Au Canada comme ailleurs, la domination croissante d’Amazon et de l’économie de plateforme a redéfini la logistique, les attentes des consommateurs et les frontières entre l’offre et la demande. Un rapport de Statistique Canada (2025) révèle que le commerce électronique représentait 12 % des ventes au détail en 2023 — presque le double d’il y a cinq ans. Pendant ce temps, les géants du commerce physique, peu agiles face aux innovations, ont vu leurs parts de marché s’éroder, minées aussi par une dette élevée et une expérience client jugée dépassée.
Les répercussions ne sont pas que macroéconomiques : elles sont locales, humaines, tangibles. La fermeture de magasins signifie des pertes d’emplois souvent mal compenserés dans d’autres secteurs. Dans les centres commerciaux, chaque vitrine vide fragilise l’ensemble de l’écosystème, du kiosque indépendant au service de sécurité. Et tandis que le commerce numérique croît, il crée surtout des postes précaires en entrepôt ou en livraison, avec peu de droits syndicaux et une forte volatilité de l’emploi.
Ce glissement n’a pas été accompagné de politiques publiques adaptées. Aucune agence gouvernementale n’a anticipé ni accompagné cette désindustrialisation commerciale, préférant miser sur la main invisible du marché. Résultat : aucune stratégie digne de ce nom pour assurer une reconversion des grandes surfaces, ou la formation des salariés désaffectés. Le vide est d’autant plus marquant que cette mutation n’est pas conjoncturelle mais structurelle. Le laisser-faire ici devient synonyme d’abandon.

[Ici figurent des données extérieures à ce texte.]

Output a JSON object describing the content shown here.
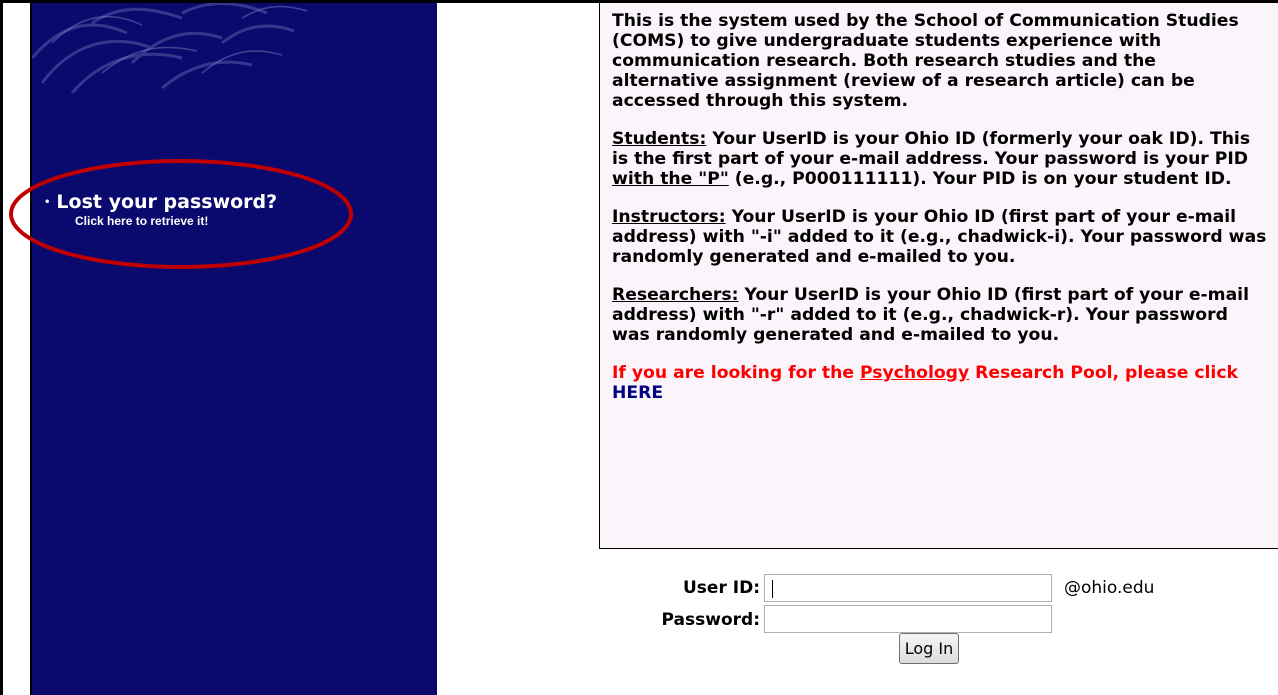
{
  "sidebar": {
    "lost_password_title": "Lost your password?",
    "lost_password_link": "Click here to retrieve it!",
    "bullet": "•",
    "background_color": "#0a0a6e",
    "highlight_circle_color": "#c00000"
  },
  "info": {
    "intro": "This is the system used by the School of Communication Studies (COMS) to give undergraduate students experience with communication research. Both research studies and the alternative assignment (review of a research article) can be accessed through this system.",
    "students_heading": "Students:",
    "students_text_1": " Your UserID is your Ohio ID (formerly your oak ID). This is the first part of your e-mail address. Your password is your PID ",
    "students_underlined": "with the \"P\"",
    "students_text_2": " (e.g., P000111111). Your PID is on your student ID.",
    "instructors_heading": "Instructors:",
    "instructors_text": " Your UserID is your Ohio ID (first part of your e-mail address) with \"-i\" added to it (e.g., chadwick-i). Your password was randomly generated and e-mailed to you.",
    "researchers_heading": "Researchers:",
    "researchers_text": " Your UserID is your Ohio ID (first part of your e-mail address) with \"-r\" added to it (e.g., chadwick-r). Your password was randomly generated and e-mailed to you.",
    "psych_text_1": "If you are looking for the ",
    "psych_link": "Psychology",
    "psych_text_2": " Research Pool, please click ",
    "psych_here": "HERE",
    "background_color": "#fbf4fb",
    "alert_color": "#ff0000"
  },
  "login": {
    "userid_label": "User ID:",
    "userid_value": "",
    "domain_suffix": "@ohio.edu",
    "password_label": "Password:",
    "password_value": "",
    "login_button": "Log In"
  }
}
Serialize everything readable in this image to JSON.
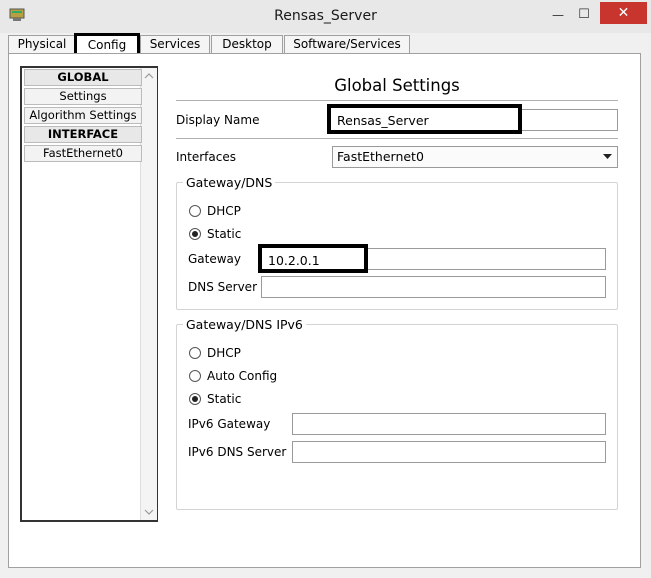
{
  "window": {
    "title": "Rensas_Server",
    "close_glyph": "✕",
    "min_glyph": "—",
    "max_glyph": "☐"
  },
  "tabs": [
    {
      "label": "Physical"
    },
    {
      "label": "Config"
    },
    {
      "label": "Services"
    },
    {
      "label": "Desktop"
    },
    {
      "label": "Software/Services"
    }
  ],
  "active_tab": "Config",
  "sidebar": {
    "items": [
      {
        "label": "GLOBAL",
        "header": true
      },
      {
        "label": "Settings"
      },
      {
        "label": "Algorithm Settings"
      },
      {
        "label": "INTERFACE",
        "header": true
      },
      {
        "label": "FastEthernet0"
      }
    ]
  },
  "main": {
    "heading": "Global Settings",
    "display_name_label": "Display Name",
    "display_name_value": "Rensas_Server",
    "interfaces_label": "Interfaces",
    "interfaces_value": "FastEthernet0",
    "gateway_dns": {
      "title": "Gateway/DNS",
      "dhcp_label": "DHCP",
      "static_label": "Static",
      "selected": "Static",
      "gateway_label": "Gateway",
      "gateway_value": "10.2.0.1",
      "dns_label": "DNS Server",
      "dns_value": ""
    },
    "gateway_dns_ipv6": {
      "title": "Gateway/DNS IPv6",
      "dhcp_label": "DHCP",
      "auto_label": "Auto Config",
      "static_label": "Static",
      "selected": "Static",
      "gateway_label": "IPv6 Gateway",
      "gateway_value": "",
      "dns_label": "IPv6 DNS Server",
      "dns_value": ""
    }
  },
  "icons": {
    "app": "packet-tracer-server-icon",
    "dropdown": "chevron-down-icon"
  },
  "colors": {
    "close_button": "#c7352e",
    "highlight_border": "#000000"
  }
}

Enfin, nous perdons aussi un cadre culturel : Toys ‘R’ Us, c’était un rite de passage pour de nombreuses familles. Sa disparition symbolise une déconnexion entre offre marchande et vie familiale, entre imagination enfantine et logistique numérisée. Au-delà des chiffres, c’est une partie du tissu social qui se défait. Adapter notre économie aux défis de demain exige plus qu’une stratégie numérique : il faut une vision inclusive de la transition, où l’humain prime autant que l’efficacité.